Özellikle CHP'nin uzun süredir kullandığı bir politik dil var. "Türkiye yönetilemiyor" diyor. "Millet aç" söylemiyle sonuç almaya çalışıyor. Kemal Kılıçdaroğlu ise "Erdoğan düşmanlığı" üzerinden kitleleri yönlendirmeye çalışıyor...
İyi Parti de benzer bir yol tutturmuş gidiyor. Her konuda bir istismar politikası izliyor. Kirleterek siyasi rant elde etmeye çalışıyor. O da "nefret dilinde" CHP'den geri kalmıyor. En son örneği, Meral Akşener'in İstanbul'u Bizans'a, İmamoğlu'nu da Fatih'e benzetip, Ak Partili seçmene hitaben "Nasıl da aldı elinizden" türünden kutuplaştırıcı, ayrıştırıcı ve aşağılayıcı bir dil kullanması.
Muhalefet, bu politikadan medet umuyor, ama...
Bir de ülke gerçekleri ve seçmen feraseti var. Türk Ekonomisi, 2021'in ikinci çeyreğinde yüzde 21,7 büyüdü. Aynı dönemde mal ve hizmet ihracatı, yüzde 59,9 arttı. İHA, SİHA ve TİHA üretiminde elde ettiği başarılarla dünya gündemine oturdu. Pek çok ülke, Türkiye'nin ürettiği yeni nesil bu savunma silahlarını edinebilmek için sıraya girdi. Her gün yeni ve dev bir proje hizmete giriyor. Vesaire, vesaire...
Elbette ülkenin bazı sıkıntıları var, ama...
"Ülke yönetilemiyor, savruluyor" ve "millet aç" söylemleri oturmuyor bu Türkiye fotoğrafına. İllüzyonlar ve çarpıtmalarla daha fazla yol alınması zor. Üstelik çiğnene çiğnene eskidi ve artık sakızlara döndü bu söylemler. Belli bir noktadan sonra iyiye sıkıcı hale gelecek.
İşte bu tabloya bakıp, "Muhalefet patinaj" yapıyor diyebiliriz!
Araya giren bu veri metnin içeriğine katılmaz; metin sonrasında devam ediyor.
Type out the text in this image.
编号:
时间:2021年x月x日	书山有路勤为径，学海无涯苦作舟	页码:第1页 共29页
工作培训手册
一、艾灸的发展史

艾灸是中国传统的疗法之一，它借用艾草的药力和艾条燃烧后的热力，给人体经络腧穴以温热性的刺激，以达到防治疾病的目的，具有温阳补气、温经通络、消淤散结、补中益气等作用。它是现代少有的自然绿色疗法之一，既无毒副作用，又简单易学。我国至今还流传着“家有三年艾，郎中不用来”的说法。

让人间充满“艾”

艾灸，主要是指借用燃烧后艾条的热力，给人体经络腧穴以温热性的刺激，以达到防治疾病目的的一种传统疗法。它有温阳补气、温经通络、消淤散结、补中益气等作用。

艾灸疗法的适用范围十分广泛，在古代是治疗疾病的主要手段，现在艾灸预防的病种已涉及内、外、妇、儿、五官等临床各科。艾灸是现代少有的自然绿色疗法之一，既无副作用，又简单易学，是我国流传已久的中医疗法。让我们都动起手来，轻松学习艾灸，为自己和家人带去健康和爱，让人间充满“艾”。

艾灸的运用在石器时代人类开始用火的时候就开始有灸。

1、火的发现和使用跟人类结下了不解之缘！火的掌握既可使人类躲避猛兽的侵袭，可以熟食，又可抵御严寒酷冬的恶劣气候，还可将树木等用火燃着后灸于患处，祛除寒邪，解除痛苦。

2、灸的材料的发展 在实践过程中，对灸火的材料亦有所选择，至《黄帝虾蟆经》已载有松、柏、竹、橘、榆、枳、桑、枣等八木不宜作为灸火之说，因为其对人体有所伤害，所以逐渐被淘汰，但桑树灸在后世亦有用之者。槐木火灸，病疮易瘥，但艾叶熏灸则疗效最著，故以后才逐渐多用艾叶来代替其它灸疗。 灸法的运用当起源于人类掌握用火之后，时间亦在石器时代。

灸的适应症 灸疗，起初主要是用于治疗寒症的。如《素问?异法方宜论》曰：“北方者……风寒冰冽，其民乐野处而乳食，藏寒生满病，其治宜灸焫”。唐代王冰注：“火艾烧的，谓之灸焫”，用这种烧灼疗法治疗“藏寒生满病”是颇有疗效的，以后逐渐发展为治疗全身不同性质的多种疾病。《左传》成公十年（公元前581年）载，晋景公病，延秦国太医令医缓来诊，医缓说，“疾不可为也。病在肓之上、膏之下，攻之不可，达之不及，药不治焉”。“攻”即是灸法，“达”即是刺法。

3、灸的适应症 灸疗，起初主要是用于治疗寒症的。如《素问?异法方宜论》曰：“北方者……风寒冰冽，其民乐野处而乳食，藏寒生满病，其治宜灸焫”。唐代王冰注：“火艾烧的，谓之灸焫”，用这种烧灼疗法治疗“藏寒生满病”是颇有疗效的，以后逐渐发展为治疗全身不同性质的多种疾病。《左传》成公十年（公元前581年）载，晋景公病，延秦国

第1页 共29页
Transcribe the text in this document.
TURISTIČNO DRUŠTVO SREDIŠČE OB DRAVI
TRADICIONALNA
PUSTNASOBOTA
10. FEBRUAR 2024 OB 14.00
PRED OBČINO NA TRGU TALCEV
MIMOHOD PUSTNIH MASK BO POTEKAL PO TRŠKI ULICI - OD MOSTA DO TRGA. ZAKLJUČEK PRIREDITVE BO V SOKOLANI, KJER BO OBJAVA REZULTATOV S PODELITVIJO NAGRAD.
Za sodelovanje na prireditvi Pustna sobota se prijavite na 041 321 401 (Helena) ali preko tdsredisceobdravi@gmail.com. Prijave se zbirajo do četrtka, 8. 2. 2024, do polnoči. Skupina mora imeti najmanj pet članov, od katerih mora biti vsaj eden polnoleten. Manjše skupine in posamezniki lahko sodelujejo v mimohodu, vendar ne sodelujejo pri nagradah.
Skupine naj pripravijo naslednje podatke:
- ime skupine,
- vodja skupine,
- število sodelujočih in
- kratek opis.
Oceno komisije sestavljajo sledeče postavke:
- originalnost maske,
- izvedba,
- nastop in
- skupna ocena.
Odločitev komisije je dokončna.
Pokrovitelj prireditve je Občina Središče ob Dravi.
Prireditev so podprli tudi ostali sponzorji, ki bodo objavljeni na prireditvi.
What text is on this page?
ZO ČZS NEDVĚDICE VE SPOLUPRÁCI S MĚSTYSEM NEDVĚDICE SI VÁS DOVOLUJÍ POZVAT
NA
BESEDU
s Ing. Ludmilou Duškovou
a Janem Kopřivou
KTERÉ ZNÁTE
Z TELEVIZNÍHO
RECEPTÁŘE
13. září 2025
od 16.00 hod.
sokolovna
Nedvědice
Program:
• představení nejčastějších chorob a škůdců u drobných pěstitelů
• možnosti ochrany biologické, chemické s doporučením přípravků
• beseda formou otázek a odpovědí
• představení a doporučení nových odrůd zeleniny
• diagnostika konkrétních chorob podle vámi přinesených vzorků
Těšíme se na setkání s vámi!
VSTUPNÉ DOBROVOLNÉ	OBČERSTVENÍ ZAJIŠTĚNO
Ayrıca, Ak Parti de savunma mekanizmasını oluşturuyor. Bir süredir bu tür çarpıtmalara anında ve etkili cevaplar veriliyor. Hem de ramlar ve belgeleri ile!
O yüzden bu politikanın uzun süre devam etmesi zor. Muhalefet cephesinde bir makas değişikliğine ihtiyaç var.
Ak Parti, tam 20 yıldır ülkenin başında. Kolay değil bu kadar uzun süre ülkeyi idare etmek. Elbette aşınmalar da olacak.
Bu, muhalefet açısından ideal bir tablo. Ama buna rağmen belli bir noktaya gelip tıkanıyor, daha ileri gidemiyor.
Üstelik, asıl sıkıntı yeni başlıyor. Muharrem İnce'nin Memleket Partisi, 18 Eylül'de kurultayını yapacak. Yeni bir kadro ile ortaya çıkacak. Ayrıca, sonuç almak istiyorsa, daha net söylemler geliştirmek zorunda. Muharrem İnce, eğer CHP'yi direkt ve net hedef alan bir siyaset geliştirirse, Kılıçdaroğlu'nun işi çok zor. Hem CHP, hem de Kılıçdaroğlu'nu ciddi şekilde sarsar. Ayrıca, İnce bunu yapmazsa eğer, Millet İttifakı içinde küçük bir parça olmaktan öte bir anlam ifade etmez.
Bu arada bir de İmamoğlu faktörü bulunuyor. Koca İstanbul Büyükşehir Belediyesi'ni arkasına almış, ciddi bir parasal kaynağı ve etkili çevreler içinde önemli destekçileri var. Kimse sanmasın ki, süreç içinde sessiz ve sedasız oturacak. O da nabız yoklamaya devam edecek, fırsatını bulursa, "Ben de varım" diyecek.
İyi Parti ve Meral Akşener faktörünü ise yabana atmamak lazım. İlaveten HDP de formülün içinde. Muhalefet içinde hem ortak çok, hem de kılı kırk yaran ince hesaplar yürütülüyor. Ayrıca, istismar siyaseti dışında yeni bir söylem yok.
"Erdoğan gidecek" diyorlar, demesine de nasıl olacak bu?